As with many missions for AMREF Flying Doctors, the pick-up destination was a rather unusual one, namely Lubango in Angola – a small town southwest of the capital, Luanda. The patient, a 50-year-old male, had been admitted to a local hospital with a multitude of challenges – including sepsis and intracerebral bleed – requiring a repatriation via air ambulance back to Porto, Portugal.
Perfectly equipped for all needs – both in the medical and aviation fields – AFD’s Air Ambulance Team immediately started its evaluation and obtained all required information from the client’s assistance division. At this point, it became clear that no confirmed diagnosis could be obtained, thus a pre-flight hospital visit by AFD’s medical team was planned upon landing – allowing for the medical crew to evaluate the patient’s situation, transport requirements, and initiate a pre-flight treatment on site.
Well-suited for such a mission, the Citation Sovereign 680 was prepared and ready for take-off the next day. Upon arrival at Lubango, it became immediately clear that the patient was indeed in worse condition than had been originally reported. Having deteriorated, AFD found a non-ventilated patient in hypotension, acidosis and severe respiratory distress in a small remote hospital. Despite the severity of the condition, local staff were hesitant to intubate the patient, creating a rather dangerous situation. After intensive consultation with the patient’s family, the assistance company’s medical team and the AFD Operations Center, it was decided that intubation was emergent, as the patient required urgent artificial ventilation and medication to control the blood pressure and acidosis – an otherwise potentially fatal situation.

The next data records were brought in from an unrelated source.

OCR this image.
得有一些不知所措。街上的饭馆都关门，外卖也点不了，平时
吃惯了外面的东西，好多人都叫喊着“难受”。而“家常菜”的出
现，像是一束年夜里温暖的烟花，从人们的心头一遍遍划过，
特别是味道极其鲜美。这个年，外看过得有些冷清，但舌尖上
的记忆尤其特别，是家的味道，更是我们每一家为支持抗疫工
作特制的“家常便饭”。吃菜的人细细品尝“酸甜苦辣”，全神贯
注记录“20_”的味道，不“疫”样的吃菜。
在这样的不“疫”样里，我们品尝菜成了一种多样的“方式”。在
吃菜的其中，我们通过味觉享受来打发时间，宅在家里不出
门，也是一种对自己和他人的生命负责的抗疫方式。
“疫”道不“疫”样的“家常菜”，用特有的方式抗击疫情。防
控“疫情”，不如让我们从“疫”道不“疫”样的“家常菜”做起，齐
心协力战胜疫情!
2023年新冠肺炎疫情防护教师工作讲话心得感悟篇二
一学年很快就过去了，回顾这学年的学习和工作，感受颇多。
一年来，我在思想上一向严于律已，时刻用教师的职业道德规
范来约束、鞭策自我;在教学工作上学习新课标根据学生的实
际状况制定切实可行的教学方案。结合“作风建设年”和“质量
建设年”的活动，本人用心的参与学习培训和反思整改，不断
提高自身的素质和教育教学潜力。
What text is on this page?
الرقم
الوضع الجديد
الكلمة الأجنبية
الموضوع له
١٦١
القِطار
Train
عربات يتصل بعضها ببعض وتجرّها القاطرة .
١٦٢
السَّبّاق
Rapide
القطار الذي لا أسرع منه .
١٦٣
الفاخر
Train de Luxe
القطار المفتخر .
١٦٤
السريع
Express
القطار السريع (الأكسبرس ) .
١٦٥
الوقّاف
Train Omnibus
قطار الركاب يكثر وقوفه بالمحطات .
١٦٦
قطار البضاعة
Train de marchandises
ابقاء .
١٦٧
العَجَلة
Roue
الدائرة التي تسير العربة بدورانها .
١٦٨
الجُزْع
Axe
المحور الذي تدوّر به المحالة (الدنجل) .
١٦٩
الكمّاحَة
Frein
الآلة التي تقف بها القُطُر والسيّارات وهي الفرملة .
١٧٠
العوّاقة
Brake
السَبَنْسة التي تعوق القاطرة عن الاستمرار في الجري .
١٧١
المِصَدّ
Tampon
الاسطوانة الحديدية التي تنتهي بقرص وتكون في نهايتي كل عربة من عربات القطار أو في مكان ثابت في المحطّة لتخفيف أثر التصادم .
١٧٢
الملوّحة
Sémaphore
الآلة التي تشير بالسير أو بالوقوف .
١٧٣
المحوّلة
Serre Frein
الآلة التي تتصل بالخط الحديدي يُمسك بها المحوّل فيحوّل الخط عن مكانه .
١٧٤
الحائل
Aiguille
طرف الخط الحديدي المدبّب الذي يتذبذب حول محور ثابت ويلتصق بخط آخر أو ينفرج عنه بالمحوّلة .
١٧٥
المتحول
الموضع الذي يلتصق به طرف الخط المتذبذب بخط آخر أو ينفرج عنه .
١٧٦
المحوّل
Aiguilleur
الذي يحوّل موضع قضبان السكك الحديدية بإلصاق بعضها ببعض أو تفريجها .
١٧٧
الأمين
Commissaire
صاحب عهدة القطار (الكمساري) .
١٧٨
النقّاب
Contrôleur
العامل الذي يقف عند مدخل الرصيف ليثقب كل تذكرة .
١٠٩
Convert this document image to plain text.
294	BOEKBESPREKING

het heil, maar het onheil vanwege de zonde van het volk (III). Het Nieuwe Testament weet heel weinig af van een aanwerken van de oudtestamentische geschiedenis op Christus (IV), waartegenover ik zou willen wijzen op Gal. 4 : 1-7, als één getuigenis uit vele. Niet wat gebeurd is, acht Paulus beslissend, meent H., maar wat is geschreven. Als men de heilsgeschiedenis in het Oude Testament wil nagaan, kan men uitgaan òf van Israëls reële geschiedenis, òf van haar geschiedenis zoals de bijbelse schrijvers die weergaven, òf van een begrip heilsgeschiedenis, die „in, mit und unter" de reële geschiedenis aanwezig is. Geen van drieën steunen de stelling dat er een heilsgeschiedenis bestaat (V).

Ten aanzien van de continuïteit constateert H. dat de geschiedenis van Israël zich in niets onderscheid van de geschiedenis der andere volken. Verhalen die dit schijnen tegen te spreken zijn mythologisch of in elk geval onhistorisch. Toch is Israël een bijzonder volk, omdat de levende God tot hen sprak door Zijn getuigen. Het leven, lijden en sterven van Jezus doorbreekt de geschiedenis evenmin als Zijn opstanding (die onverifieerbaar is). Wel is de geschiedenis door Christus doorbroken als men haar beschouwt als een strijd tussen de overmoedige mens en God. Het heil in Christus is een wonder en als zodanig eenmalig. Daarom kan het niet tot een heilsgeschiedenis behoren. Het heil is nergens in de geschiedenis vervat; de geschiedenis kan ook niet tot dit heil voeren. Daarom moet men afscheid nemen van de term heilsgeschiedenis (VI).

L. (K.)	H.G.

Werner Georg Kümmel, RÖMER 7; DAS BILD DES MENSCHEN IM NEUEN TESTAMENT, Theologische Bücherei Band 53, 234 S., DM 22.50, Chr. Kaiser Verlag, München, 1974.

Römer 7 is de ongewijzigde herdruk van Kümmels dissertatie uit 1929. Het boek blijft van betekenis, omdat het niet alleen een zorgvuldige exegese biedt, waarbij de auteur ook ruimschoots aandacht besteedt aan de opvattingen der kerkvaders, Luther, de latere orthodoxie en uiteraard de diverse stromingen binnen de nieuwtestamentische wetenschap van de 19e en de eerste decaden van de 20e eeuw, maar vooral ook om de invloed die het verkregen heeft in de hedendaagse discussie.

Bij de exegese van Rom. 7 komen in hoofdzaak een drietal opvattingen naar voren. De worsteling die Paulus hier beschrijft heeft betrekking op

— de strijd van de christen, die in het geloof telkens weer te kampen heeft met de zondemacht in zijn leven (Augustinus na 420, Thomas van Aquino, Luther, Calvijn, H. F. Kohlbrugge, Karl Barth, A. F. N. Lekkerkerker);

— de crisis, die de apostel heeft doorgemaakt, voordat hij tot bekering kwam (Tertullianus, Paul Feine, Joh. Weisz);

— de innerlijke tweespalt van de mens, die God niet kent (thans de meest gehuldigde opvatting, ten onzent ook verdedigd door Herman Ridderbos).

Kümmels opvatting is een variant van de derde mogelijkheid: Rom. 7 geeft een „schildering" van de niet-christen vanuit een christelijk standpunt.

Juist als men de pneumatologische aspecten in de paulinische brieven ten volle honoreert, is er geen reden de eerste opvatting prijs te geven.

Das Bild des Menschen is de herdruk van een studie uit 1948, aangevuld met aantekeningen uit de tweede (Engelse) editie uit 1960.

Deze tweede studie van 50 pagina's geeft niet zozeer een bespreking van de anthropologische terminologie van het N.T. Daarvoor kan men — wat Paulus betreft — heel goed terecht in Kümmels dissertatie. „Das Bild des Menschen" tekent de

While the patient was intubated by the AFD medical team on site, its operation team rescheduled and delayed the flight for the next day, allowing sufficient time for him to stabilise before being declared fit to fly. The team stayed at the bedside for hours, monitoring and adjusting medications and ventilator settings. This ensured that the patient got ideal pretransport critical care to minimise the risk of deterioration during transfer.
Unfortunately, very little support was received from local hospital staff, including borderline hostile behaviour towards the medical flight crew, who were desperately trying to provide the patient with the best possible care before transport. Thankfully, AFD was able to successfully intervene and stabilise the patient, allowing for the transport to be conducted the next day. During the mission, the patient was continuously monitored and on steady medication for the entire transfer period. Despite a rather long flight time of more than 10 hours, the larger cabin size of AFD’s Citation Sovereign 680 allowed for optimal treatment and a comfortable work environment for the medical team. The patient remained in relatively stable condition for the entire duration of the flight.
Touching down in the patient’s hometown of Porto, Portugal, the AFD Medical Team accompanied the patient to his receiving hospital. Its medical team had already been briefed by AFD’s Operations Center, so a safe and expeditious handover to the treating doctor could be performed. Thankfully, the patient’s condition improved marginally following his arrival back home, and he continues to receive extensive treatment and rehabilitation to this day.
It is often overlooked how challenging the work in remote areas for a specialised provider such as AFD can be. With decades of experience and a real ‘prepare for every situation’ approach, AFD’s Medical Crew, pilots and operations staff once again proved that teamwork, clear communication, excellent training and a trustworthy network allow for every mission to be completed successfully. The willingness to sacrifice and go the extra mile in challenging circumstances is a key value for AFD.